3. (US Und.) a pimp.

[US]Murtagh & Harris Cast the First Stone 19: Some hostile cop [...] tries to make them inform on their pimps. But the girls won’r rat on their daddy-o’s.
[US] in T.I. Rubin Sweet Daddy Preface: Philly [...] is a ‘sweet daddy’, a daddy-o, a modern-day pimp.

4. any male.

[Aus]P. Doyle (con. late 1950s) Amaze Your Friends (2019) 10: ‘Give daddy-o the booty’.
[US]J. Ellroy ‘Jungletown Jihad’ in Destination: Morgue! (2004) 328: Daddy-o deadpanned us.
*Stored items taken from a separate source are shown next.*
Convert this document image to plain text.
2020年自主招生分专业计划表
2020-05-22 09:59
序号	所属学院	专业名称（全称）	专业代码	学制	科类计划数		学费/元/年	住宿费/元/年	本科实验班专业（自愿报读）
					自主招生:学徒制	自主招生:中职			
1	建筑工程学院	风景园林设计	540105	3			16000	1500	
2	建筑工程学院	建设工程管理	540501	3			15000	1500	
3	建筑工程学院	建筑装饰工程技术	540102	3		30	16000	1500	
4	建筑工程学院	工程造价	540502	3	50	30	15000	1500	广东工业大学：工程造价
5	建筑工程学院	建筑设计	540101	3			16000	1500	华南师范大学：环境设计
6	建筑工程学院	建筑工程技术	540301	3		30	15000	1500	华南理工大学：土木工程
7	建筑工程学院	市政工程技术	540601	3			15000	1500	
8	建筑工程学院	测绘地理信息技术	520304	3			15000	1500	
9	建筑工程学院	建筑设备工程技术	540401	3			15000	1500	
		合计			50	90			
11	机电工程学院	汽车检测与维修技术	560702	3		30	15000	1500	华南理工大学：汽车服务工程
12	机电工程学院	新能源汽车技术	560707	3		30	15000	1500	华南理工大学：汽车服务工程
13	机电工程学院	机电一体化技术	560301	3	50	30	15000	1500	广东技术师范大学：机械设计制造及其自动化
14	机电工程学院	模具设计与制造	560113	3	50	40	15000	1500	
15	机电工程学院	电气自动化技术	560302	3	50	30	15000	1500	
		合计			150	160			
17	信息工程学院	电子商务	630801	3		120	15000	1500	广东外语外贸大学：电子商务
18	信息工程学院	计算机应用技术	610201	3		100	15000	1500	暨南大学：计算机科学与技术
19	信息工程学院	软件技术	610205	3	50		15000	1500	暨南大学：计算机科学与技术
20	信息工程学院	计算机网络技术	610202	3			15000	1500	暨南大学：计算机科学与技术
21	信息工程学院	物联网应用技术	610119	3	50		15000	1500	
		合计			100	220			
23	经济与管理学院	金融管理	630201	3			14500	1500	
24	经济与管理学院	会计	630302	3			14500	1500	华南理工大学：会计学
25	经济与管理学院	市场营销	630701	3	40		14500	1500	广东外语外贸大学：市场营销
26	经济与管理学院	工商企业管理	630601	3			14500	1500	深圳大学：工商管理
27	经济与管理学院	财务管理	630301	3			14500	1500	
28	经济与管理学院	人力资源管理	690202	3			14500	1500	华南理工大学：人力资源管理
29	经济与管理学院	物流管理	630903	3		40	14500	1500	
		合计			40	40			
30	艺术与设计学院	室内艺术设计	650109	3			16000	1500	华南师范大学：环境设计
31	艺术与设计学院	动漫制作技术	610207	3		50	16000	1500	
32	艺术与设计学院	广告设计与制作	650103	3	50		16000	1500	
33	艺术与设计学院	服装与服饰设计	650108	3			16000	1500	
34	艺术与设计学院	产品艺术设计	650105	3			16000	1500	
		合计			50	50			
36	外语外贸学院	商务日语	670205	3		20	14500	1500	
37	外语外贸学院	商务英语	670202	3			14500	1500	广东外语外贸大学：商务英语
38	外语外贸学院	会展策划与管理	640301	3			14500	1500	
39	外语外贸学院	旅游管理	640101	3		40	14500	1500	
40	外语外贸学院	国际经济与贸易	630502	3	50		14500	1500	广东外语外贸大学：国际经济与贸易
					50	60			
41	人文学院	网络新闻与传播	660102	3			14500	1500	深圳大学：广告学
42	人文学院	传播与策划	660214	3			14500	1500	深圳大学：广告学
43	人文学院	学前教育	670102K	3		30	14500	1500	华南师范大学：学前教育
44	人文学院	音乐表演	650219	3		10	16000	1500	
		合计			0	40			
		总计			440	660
5. (US black) a thing, an object.

R. Gover $100 Misunderstanding 183: I git me so godam fuss up bout that daddio [i.e. a word] I bout flip.

6. (US black) the exemplar.

W. Balliett Dinosaurs in the Morning 17: Black introduced Rexroth as a horse wrangler and the Daddy-O of the jazz-poetry movement.

7. a macho, ‘butch’ male homosexual.

[US]B. Rodgers Queens’ Vernacular 59: daddy-o [...] 2. butch, often sarcastically applied.